I grew up in the Pacific Northwest in Eugene, Oregon, and spent a great deal of my childhood playing with stones in streams on family fishing trips.  My Grandparents on both sides worked with stone, and my Father’s parents were rockhounds, geologists who went on expeditions to dig for minerals, which they would cut and polish to sell at their small rock shop.  I inherited a fascination for stone, along with a passion for gardening.  I graduated from the University of Oregon in 1981 with a degree in Landscape Architecture. 

But it wasn’t until I went to Spain and Portugal and saw marvelous stone mosaics that I became fixated on stone as an artist’s medium.  I developed a technique for building pebble mosaics in a mortar base, and over a period of many years, have built a great many projects which have received a fair amount of media attention.  One of the things that makes my work unique are influences  from things I have seen in my travels.  For over two decades I have left Oregon in the winter for 3 to 5 months to explore warmer parts of the World.  I have traveled extensively in Asia and South America.  I’ve studied the craft of stone carving and building with stone wherever I encounter it and have an extensive library of images.

Niche for climbing or offerings
Those influences, combined with a style natural to the Pacific Northwest, have shaped the work that I do.  For the Islandwood Project, I used local beach stone.  The beaches of Puget Sound have an amazing diversity of types and colors, tumbled into soft forms by wave action.  Glaciers during the last ice age carried stone from many different geologic formations into the Puget Sound, leaving them behind when they retreated over 16,000 years ago.  I used colors and patterns to symbolize volcanic forces, sedimentation, and metamorphic transformation that create rock, and built niches into the face of the work so that they could be used as small altars for placing found objects.  They can also be used as footholds so that children can climb the cistern to see in the top, where water spills from a large gutter, depositing the runoff from the roof the the Learning Center.

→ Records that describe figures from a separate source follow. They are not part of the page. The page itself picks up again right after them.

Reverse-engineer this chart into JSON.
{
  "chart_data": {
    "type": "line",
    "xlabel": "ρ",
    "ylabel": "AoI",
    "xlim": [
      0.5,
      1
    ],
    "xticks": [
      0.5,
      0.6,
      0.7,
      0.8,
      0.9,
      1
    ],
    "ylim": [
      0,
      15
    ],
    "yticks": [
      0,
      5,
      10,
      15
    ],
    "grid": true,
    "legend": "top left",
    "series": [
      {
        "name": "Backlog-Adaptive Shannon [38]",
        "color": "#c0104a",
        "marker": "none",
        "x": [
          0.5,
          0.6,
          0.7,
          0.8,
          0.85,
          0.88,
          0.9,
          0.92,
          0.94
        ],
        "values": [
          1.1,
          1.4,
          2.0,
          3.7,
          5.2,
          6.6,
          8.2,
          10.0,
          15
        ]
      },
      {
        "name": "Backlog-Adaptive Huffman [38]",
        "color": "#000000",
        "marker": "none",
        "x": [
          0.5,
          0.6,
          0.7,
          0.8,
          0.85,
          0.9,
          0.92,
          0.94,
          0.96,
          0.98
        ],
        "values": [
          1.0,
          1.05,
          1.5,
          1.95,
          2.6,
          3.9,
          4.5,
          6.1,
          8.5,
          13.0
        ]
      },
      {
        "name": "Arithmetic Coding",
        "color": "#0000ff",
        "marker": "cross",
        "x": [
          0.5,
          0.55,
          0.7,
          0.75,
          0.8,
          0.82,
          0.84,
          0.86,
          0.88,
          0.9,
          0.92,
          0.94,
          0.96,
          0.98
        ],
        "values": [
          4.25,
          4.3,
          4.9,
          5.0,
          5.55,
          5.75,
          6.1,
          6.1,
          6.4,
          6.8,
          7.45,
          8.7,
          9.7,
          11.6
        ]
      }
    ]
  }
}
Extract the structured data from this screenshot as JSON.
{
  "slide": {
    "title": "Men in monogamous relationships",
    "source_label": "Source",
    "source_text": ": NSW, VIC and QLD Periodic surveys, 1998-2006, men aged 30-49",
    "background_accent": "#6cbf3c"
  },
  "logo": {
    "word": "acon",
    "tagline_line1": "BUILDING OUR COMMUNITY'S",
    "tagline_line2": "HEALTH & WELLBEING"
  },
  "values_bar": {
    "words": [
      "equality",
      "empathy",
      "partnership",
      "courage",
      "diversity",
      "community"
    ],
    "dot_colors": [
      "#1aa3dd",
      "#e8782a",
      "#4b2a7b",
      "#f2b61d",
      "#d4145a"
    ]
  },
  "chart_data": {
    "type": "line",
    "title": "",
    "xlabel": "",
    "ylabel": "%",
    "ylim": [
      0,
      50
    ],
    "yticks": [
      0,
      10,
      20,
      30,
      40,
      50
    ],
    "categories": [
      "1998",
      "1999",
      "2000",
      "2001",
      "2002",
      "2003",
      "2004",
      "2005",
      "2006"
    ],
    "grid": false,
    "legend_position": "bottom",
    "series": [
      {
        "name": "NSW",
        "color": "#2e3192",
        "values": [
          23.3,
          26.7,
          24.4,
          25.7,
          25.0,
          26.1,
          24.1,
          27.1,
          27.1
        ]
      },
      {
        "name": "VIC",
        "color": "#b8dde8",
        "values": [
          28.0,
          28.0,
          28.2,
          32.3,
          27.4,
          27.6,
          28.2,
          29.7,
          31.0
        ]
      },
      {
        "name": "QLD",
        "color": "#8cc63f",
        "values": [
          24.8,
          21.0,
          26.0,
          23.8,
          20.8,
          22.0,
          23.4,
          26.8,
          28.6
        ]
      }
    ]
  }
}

In the classes, we discussed the geologic forces that created the region and the various types of minerals being used in the cistern.  The kids were able to select and place stones which I then mortared in to place.  There are two small holes at the top of the cistern walls where water can drain when it is full.  I made mosaics with green pebbles to symbolize the flow of water cascading down the mountain from the white stone ‘Glaciers’ that crown the top of the piece.  We talked about the meaning of what is sacred and how an object can be imbued with divine power by symbolism that triggers consciousness.  The American urban landscape often lacks carefully derived elements that draw one’s attention, so that we stop noticing the world around us because it doesn’t inspire us.  By creating objects imbued with meaning and beauty, a person can slow down and admire them and contemplate the stories they tell. 
The finished Cistern

It was exciting to execute this project and to work with the kids, who really seemed to enjoy seeing the work evolve during the week.  I came back a couple of weeks later to do a final cleaning and decorated the niches with Cedar and native flowers, shells, and candles in recycled jars for the Dinner in the Woods fundraiser.
Niche with the doner's plaque

Stone monuments are the most enduring of Man’s creations.  This cistern should last for many centuries, telling a tale of the forces of nature that shape our world.